Hillclimbers turn back time to Knockagh days
Paddy Hopkirk won the Circuit of Ireland five times and became world famous after his magnificent 1964 Monte Carlo Rally victory.
But the Belfast man, now an ambassador for BMW Mini, was one of the most versatile drivers of his era, a master of autotests and equally at home on the race track as any rally stage.
He was already a three-time Circuit winner and on the radar of several factory rally teams when, in 1962, he went back to his roots by joining the local line-up for the Knockagh hillclimb driving a BMC-engined Elva, a Formula Junior single-seater racing car.
Hopkirk didn't win on that occasion, describing the handling of the Elva as "evil" on the tricky Knockagh climb which dropped off the motorsport calendar shortly afterwards.

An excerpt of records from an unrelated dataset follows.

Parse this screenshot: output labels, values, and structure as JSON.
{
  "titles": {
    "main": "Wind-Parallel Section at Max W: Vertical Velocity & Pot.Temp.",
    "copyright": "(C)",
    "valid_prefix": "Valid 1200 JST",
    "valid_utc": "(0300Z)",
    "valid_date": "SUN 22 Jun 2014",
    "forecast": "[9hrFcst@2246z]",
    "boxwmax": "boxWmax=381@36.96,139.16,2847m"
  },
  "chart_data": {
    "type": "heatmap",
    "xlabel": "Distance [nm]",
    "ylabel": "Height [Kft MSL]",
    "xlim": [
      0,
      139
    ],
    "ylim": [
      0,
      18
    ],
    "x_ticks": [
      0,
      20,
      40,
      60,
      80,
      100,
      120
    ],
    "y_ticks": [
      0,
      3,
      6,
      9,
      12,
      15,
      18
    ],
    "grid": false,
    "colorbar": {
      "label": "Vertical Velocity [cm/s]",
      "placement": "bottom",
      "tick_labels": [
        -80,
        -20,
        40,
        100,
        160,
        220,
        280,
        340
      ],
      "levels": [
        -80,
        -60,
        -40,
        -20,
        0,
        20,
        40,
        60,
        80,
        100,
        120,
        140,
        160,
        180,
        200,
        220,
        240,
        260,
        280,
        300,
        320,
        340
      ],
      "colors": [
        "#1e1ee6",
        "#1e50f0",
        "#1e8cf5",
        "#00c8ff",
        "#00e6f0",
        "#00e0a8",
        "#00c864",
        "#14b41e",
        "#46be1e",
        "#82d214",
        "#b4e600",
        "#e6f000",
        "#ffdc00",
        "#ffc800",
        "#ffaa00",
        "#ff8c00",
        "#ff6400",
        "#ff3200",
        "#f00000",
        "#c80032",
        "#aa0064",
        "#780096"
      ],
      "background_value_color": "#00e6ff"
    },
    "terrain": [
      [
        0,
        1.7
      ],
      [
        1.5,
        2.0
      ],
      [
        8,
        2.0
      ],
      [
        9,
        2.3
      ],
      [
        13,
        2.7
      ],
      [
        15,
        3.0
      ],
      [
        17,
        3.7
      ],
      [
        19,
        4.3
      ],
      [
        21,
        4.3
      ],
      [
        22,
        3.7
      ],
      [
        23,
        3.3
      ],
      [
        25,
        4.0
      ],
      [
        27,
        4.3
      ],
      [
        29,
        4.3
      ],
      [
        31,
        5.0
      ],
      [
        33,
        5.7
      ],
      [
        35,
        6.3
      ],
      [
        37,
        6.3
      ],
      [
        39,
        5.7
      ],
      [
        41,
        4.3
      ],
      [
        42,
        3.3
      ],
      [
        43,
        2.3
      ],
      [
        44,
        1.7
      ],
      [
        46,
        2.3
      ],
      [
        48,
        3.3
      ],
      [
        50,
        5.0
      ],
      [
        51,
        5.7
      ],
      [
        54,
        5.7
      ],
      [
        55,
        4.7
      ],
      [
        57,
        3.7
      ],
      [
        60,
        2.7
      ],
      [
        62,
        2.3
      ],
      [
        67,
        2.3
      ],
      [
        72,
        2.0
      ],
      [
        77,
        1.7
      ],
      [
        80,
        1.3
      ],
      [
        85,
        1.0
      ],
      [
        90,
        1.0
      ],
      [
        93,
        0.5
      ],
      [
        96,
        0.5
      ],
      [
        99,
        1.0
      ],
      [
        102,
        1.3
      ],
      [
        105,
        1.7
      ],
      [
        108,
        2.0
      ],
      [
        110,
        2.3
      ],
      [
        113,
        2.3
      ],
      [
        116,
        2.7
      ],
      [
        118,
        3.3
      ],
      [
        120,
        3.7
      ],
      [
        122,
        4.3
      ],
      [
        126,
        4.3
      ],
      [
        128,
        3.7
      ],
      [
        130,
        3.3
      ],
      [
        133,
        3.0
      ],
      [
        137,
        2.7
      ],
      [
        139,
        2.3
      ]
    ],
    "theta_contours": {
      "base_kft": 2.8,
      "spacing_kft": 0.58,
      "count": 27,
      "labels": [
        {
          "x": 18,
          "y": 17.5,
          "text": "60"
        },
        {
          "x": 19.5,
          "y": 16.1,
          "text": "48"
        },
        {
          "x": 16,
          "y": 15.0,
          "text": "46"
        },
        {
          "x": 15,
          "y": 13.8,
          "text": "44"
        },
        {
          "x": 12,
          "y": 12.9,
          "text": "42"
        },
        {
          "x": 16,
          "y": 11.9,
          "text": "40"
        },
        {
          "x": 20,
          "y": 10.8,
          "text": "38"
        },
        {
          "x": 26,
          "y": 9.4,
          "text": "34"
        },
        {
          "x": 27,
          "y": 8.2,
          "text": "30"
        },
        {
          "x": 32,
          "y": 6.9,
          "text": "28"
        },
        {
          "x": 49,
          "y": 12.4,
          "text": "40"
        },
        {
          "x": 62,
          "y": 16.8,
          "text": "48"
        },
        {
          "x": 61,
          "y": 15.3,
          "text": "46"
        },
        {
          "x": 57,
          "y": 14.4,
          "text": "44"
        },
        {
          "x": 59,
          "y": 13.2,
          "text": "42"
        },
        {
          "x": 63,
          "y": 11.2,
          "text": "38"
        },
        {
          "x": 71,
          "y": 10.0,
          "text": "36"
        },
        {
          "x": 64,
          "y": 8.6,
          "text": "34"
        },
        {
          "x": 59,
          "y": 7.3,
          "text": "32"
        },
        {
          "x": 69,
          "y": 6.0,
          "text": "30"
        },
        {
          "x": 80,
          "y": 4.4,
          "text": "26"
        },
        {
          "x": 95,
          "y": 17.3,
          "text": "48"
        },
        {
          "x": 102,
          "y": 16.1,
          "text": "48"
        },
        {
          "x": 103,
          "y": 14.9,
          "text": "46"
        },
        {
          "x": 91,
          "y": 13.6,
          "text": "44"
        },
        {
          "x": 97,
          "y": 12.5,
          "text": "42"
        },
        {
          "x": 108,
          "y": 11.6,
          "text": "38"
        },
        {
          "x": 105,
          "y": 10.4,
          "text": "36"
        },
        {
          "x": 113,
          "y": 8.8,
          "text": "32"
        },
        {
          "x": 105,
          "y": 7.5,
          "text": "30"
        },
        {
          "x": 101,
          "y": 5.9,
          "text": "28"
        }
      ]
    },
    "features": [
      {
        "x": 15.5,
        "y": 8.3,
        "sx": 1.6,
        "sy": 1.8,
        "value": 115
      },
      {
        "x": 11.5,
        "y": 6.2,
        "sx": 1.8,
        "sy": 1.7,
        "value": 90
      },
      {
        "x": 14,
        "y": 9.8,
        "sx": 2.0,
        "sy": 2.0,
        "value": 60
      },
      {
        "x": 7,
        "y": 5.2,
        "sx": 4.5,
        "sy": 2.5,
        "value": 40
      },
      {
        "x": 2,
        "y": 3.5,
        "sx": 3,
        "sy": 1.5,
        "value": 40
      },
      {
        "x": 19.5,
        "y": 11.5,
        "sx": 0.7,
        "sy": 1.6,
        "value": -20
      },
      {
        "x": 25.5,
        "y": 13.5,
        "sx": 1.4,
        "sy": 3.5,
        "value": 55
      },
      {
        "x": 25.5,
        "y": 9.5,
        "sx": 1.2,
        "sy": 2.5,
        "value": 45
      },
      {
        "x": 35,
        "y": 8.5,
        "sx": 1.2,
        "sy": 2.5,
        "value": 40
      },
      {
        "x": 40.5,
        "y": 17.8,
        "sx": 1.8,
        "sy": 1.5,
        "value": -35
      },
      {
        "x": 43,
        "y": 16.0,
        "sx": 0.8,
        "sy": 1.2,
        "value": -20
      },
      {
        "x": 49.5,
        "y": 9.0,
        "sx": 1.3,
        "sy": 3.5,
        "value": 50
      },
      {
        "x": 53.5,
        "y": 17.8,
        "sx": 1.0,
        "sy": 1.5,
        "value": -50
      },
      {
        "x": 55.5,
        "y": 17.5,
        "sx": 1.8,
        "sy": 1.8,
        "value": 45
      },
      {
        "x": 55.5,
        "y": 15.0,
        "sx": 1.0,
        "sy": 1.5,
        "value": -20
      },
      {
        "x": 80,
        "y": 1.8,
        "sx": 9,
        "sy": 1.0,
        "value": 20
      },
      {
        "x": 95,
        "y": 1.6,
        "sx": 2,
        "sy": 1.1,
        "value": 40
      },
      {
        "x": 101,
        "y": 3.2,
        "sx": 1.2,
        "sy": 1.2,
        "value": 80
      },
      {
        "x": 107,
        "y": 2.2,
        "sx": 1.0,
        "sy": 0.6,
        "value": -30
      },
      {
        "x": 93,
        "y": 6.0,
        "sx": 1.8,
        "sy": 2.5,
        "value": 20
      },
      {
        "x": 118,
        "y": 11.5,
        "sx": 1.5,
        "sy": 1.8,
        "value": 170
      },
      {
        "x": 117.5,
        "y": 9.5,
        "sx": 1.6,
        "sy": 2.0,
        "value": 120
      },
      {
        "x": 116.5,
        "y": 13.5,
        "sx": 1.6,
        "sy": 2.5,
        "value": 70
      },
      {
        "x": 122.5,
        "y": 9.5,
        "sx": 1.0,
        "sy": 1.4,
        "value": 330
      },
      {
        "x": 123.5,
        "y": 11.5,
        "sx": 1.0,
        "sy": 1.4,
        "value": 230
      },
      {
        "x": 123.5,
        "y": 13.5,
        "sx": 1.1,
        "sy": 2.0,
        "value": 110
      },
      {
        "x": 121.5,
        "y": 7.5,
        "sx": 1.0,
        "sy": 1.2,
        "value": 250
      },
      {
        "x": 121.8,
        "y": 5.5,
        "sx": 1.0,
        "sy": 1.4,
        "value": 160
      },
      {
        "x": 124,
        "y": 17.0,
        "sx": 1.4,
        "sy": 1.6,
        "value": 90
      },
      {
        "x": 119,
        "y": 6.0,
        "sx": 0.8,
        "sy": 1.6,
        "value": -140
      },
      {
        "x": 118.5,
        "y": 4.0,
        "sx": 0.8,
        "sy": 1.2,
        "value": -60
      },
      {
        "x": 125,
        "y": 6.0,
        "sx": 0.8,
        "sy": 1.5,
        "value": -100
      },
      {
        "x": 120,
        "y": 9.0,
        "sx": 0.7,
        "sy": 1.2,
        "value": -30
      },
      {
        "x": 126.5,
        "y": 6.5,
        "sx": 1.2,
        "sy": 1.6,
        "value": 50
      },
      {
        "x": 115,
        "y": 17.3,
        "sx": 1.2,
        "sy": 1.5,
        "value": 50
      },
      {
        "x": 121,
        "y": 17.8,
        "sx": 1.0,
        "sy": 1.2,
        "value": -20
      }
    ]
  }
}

Now, more than half a century on, the Ulster Automobile Club is returning to the east Antrim venue and to the hill, dominated by its war memorial, looking out over Belfast Lough.
Back in the 1950s and '60s, when it was part of the British championship on occasions, the route started out from the Monkstown area and climbed up towards the monument.
However Saturday's Cannon Motors-sponsored version will run in the opposite direction, beginning just up from the Woodburn crossroads in Carrickfergus.
It is a short climb, just under a mile, but steep and narrow with two distinct hairpins.
There will be no Hopkirk, of course, but the starting list is expected to include most of the hillclimb regulars, headed by new Miller's Oil Northern Ireland champion Chris Houston.
A winner at Croft, Drumhorc and Spamount earlier in the season, the Bangor driver secured the title for the first time in the penultimate round at Eagles Rock.
Although he finished back in seventh overall in his OMS behind the winning Formula Lotus Reynard of Jaye Nevin, Houston had already done enough to see off the challenge of John Donnelly and Ian Lancashire.